Foreign Pension Plans 402(b) & U.S. Tax
Foreign Pension Plans 402(b) & U.S. Tax: When U.S. Persons have worked in a foreign country and/or for a foreign employer, they may have a foreign pension plan. Even if the foreign country treats the pension in the same way that the U.S treats a similar U.S. pension (such as a 401K), the IRS requirements for reporting and tax of the foreign pension under IRC 401, 402, and 401 will (usually) differ.
In general, a foreign pension is taxed in the country of residence (treaty or non-treaty rules)
Therefore, if the U.S. person has a foreign pension, but resides in the U.S., the United States will have the opportunity to tax the income.
Let’s review the basics of US Tax of Foreign Pension Plans.
Worldwide Income & Foreign Pensions
The United States follows a worldwide income tax model.
That means that the U.S. taxes US Persons on their worldwide income.

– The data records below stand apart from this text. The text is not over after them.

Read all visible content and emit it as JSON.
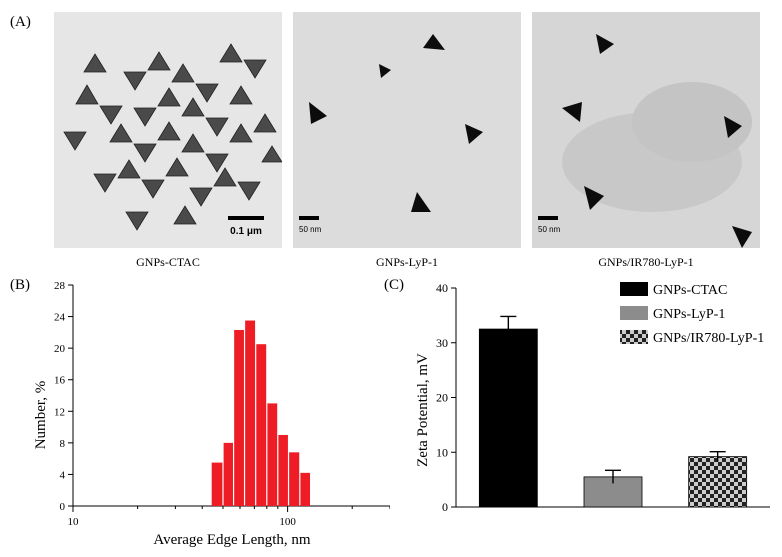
{
  "panels": {
    "a_label": "(A)",
    "b_label": "(B)",
    "c_label": "(C)"
  },
  "tem_images": [
    {
      "caption": "GNPs-CTAC",
      "scale_bar": "0.1 μm"
    },
    {
      "caption": "GNPs-LyP-1",
      "scale_bar": "50 nm"
    },
    {
      "caption": "GNPs/IR780-LyP-1",
      "scale_bar": "50 nm"
    }
  ],
  "colors": {
    "histogram_bar": "#ee1c24",
    "ctac_bar": "#000000",
    "lyp1_bar": "#8c8c8c",
    "ir780_bar_check_dark": "#222222",
    "ir780_bar_check_light": "#cccccc"
  },
  "chart_data": [
    {
      "type": "bar",
      "subtype": "histogram",
      "xscale": "log",
      "xlabel": "Average Edge Length, nm",
      "ylabel": "Number, %",
      "xlim": [
        10,
        300
      ],
      "ylim": [
        0,
        28
      ],
      "xticks": [
        "10",
        "100"
      ],
      "yticks": [
        "0",
        "4",
        "8",
        "12",
        "16",
        "20",
        "24",
        "28"
      ],
      "bins": [
        {
          "x0": 44,
          "x1": 50,
          "value": 5.5
        },
        {
          "x0": 50,
          "x1": 56,
          "value": 8.0
        },
        {
          "x0": 56,
          "x1": 63,
          "value": 22.3
        },
        {
          "x0": 63,
          "x1": 71,
          "value": 23.5
        },
        {
          "x0": 71,
          "x1": 80,
          "value": 20.5
        },
        {
          "x0": 80,
          "x1": 90,
          "value": 13.0
        },
        {
          "x0": 90,
          "x1": 101,
          "value": 9.0
        },
        {
          "x0": 101,
          "x1": 114,
          "value": 6.8
        },
        {
          "x0": 114,
          "x1": 128,
          "value": 4.2
        }
      ]
    },
    {
      "type": "bar",
      "categories": [
        "GNPs-CTAC",
        "GNPs-LyP-1",
        "GNPs/IR780-LyP-1"
      ],
      "values": [
        32.5,
        5.5,
        9.2
      ],
      "errors": [
        2.3,
        1.2,
        0.9
      ],
      "ylabel": "Zeta Potential, mV",
      "ylim": [
        0,
        40
      ],
      "yticks": [
        "0",
        "10",
        "20",
        "30",
        "40"
      ],
      "legend": {
        "position": "top-right",
        "entries": [
          "GNPs-CTAC",
          "GNPs-LyP-1",
          "GNPs/IR780-LyP-1"
        ]
      }
    }
  ]
}
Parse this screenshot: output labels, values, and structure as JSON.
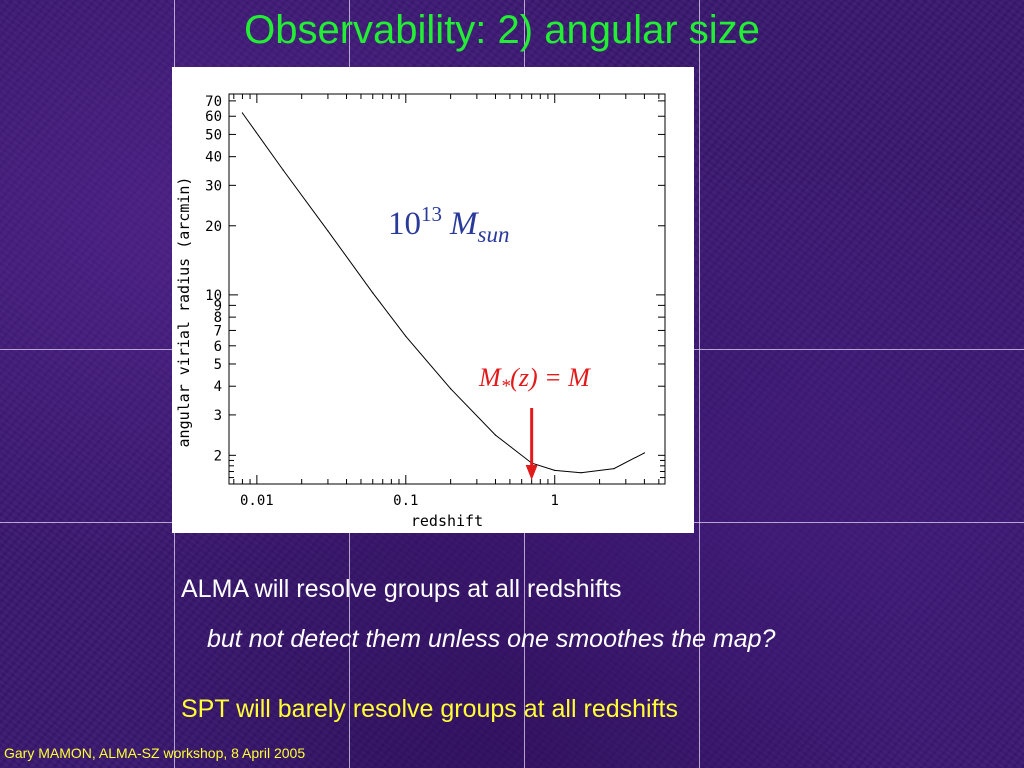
{
  "slide": {
    "title": "Observability: 2) angular size",
    "bullets": [
      "ALMA will resolve groups at all redshifts",
      "but not detect them unless one smoothes the map?",
      "SPT will barely resolve groups at all redshifts"
    ],
    "footer": "Gary MAMON, ALMA-SZ workshop, 8 April 2005"
  },
  "colors": {
    "title": "#22ee33",
    "bullet": "#ffffff",
    "highlight": "#ffff33",
    "annotation_mass": "#2a3a9a",
    "annotation_arrow": "#e21a1a"
  },
  "chart_data": {
    "type": "line",
    "xlabel": "redshift",
    "ylabel": "angular virial radius  (arcmin)",
    "xscale": "log",
    "yscale": "log",
    "xlim": [
      0.0065,
      5.5
    ],
    "ylim": [
      1.5,
      75
    ],
    "x_ticks": [
      "0.01",
      "0.1",
      "1"
    ],
    "y_ticks": [
      "2",
      "3",
      "4",
      "5",
      "6",
      "7",
      "8",
      "9",
      "10",
      "20",
      "30",
      "40",
      "50",
      "60",
      "70"
    ],
    "series": [
      {
        "x": [
          0.008,
          0.015,
          0.03,
          0.06,
          0.1,
          0.2,
          0.4,
          0.7,
          1.0,
          1.5,
          2.5,
          4.0
        ],
        "y": [
          62,
          35,
          19,
          10.2,
          6.6,
          3.9,
          2.45,
          1.85,
          1.72,
          1.68,
          1.75,
          2.05
        ]
      }
    ],
    "annotations": {
      "mass_label": {
        "base": "10",
        "exponent": "13",
        "symbol": "M",
        "subscript": "sun"
      },
      "mstar_label": {
        "text_before": "M",
        "star": "*",
        "text_after": "(z) = M"
      },
      "arrow_redshift": 0.7
    }
  }
}
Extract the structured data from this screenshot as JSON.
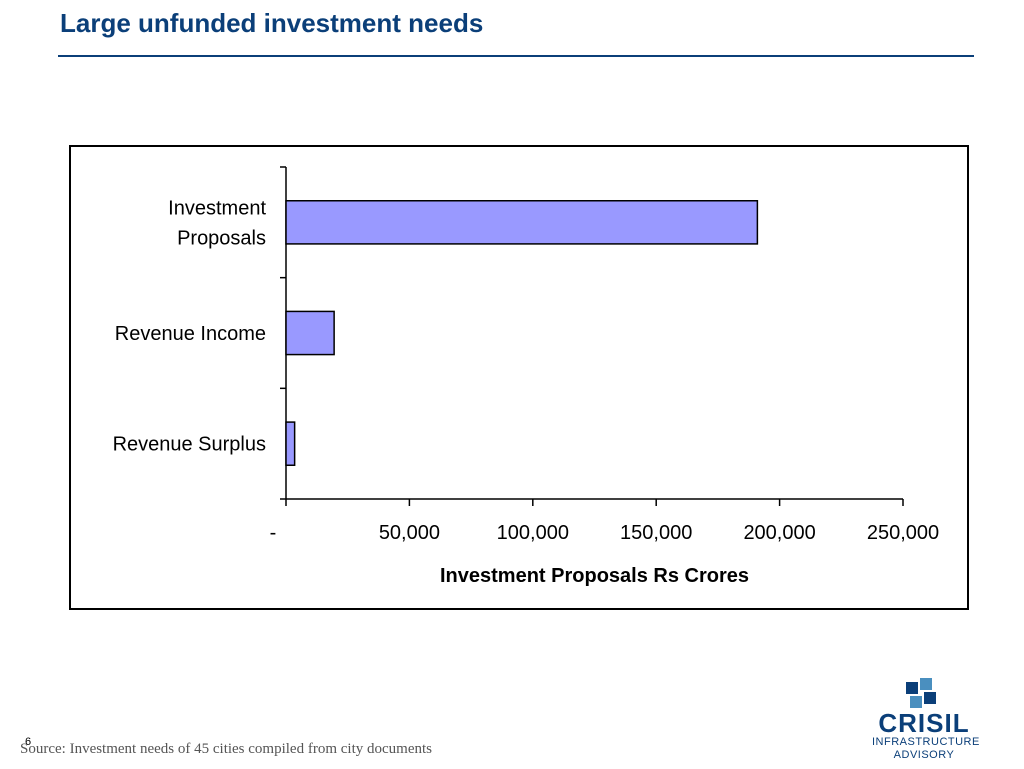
{
  "slide": {
    "title": "Large unfunded investment needs",
    "source": "Source: Investment needs of 45 cities compiled from city documents",
    "page_number": "6"
  },
  "logo": {
    "icon": "crisil-logo-icon",
    "lines": [
      "CRISIL",
      "INFRASTRUCTURE",
      "ADVISORY"
    ],
    "color": "#0b3f79",
    "accent": "#4a8fbf"
  },
  "colors": {
    "title": "#0b3f79",
    "bar_fill": "#9999ff",
    "bar_stroke": "#000000"
  },
  "chart_data": {
    "type": "bar",
    "orientation": "horizontal",
    "categories": [
      [
        "Investment",
        "Proposals"
      ],
      [
        "Revenue Income"
      ],
      [
        "Revenue Surplus"
      ]
    ],
    "values": [
      191000,
      19500,
      3500
    ],
    "xlabel": "Investment Proposals Rs Crores",
    "xlim": [
      0,
      250000
    ],
    "xticks": [
      0,
      50000,
      100000,
      150000,
      200000,
      250000
    ],
    "xtick_labels": [
      "-",
      "50,000",
      "100,000",
      "150,000",
      "200,000",
      "250,000"
    ],
    "grid": false,
    "legend": "none"
  }
}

US Person means more than just U.S. citizens, it includes:
- U.S. Citizens
- Legal Permanent Residents
- Foreign Nationals who meet the Substantial Presence Test
In addition, worldwide income includes income sourced in both the United States and abroad. For example, even if a U.S. citizen resides in Singapore and earns all of her income from consulting work in the UK and Australia – the U.S. can still tax all of the income.
*Foreign Earned Income Exclusion and Foreign Tax Credits may reduce net effective tax liability.
Pension Contributions vs. Growth vs. Distributions
When it comes to Foreign Pensions, there are three (3) main aspects to the taxability of the pension:
Foreign Pension Contributions
Typically, contributions to a foreign pension are taxable.
Even if it operates like a 401K, it will still be taxable in the U.S.m unless it meets either of the following:
- Qualified and Exempt under IRC 401/402(a) and 501; and/or
- Excluded by Tax Treaty.
The former is difficult, because most foreign pensions are not qualified and exempt under the Internal Revenue Code. Even if it is, there are other issues to consider, including the HCE (Highly Compensated Employee) rules.
The latter is more common (but still not very common).
For example, in the U.K./U.S. Tax treaty, it provides that if a U.S. person works for a U.K. employer who contributes to a UK pension plan (borne from employment), then the contributions are deductible on a US tax return up to the amount permitted for the U.S. equivalent. (vice versa for a UK person working for a US employer)
Foreign Pension Growth (Accrued)
The growth within the foreign pensions are generally taxable.
For example, in the case of Singapore and the CPF, the U.S. has issued memoranda detailing the taxability of both the contributions and growth.
If the Foreign Pension Plan is qualified, then the growth is not taxable.
If the Foreign Pension plan is not qualified, the growth is taxable when it is available (available used as a “legal term of art.”)
The tax treaties may change the taxability, and most treaties limit taxation to distributions and by the country of residence of the taxpayer (not the source).
Foreign Pension Distribution Income
Distributions for foreign pension is generally taxable by the country of residence of the beneficiary (employee/former employee). This is the general rule whether or not there is a tax treaty in place.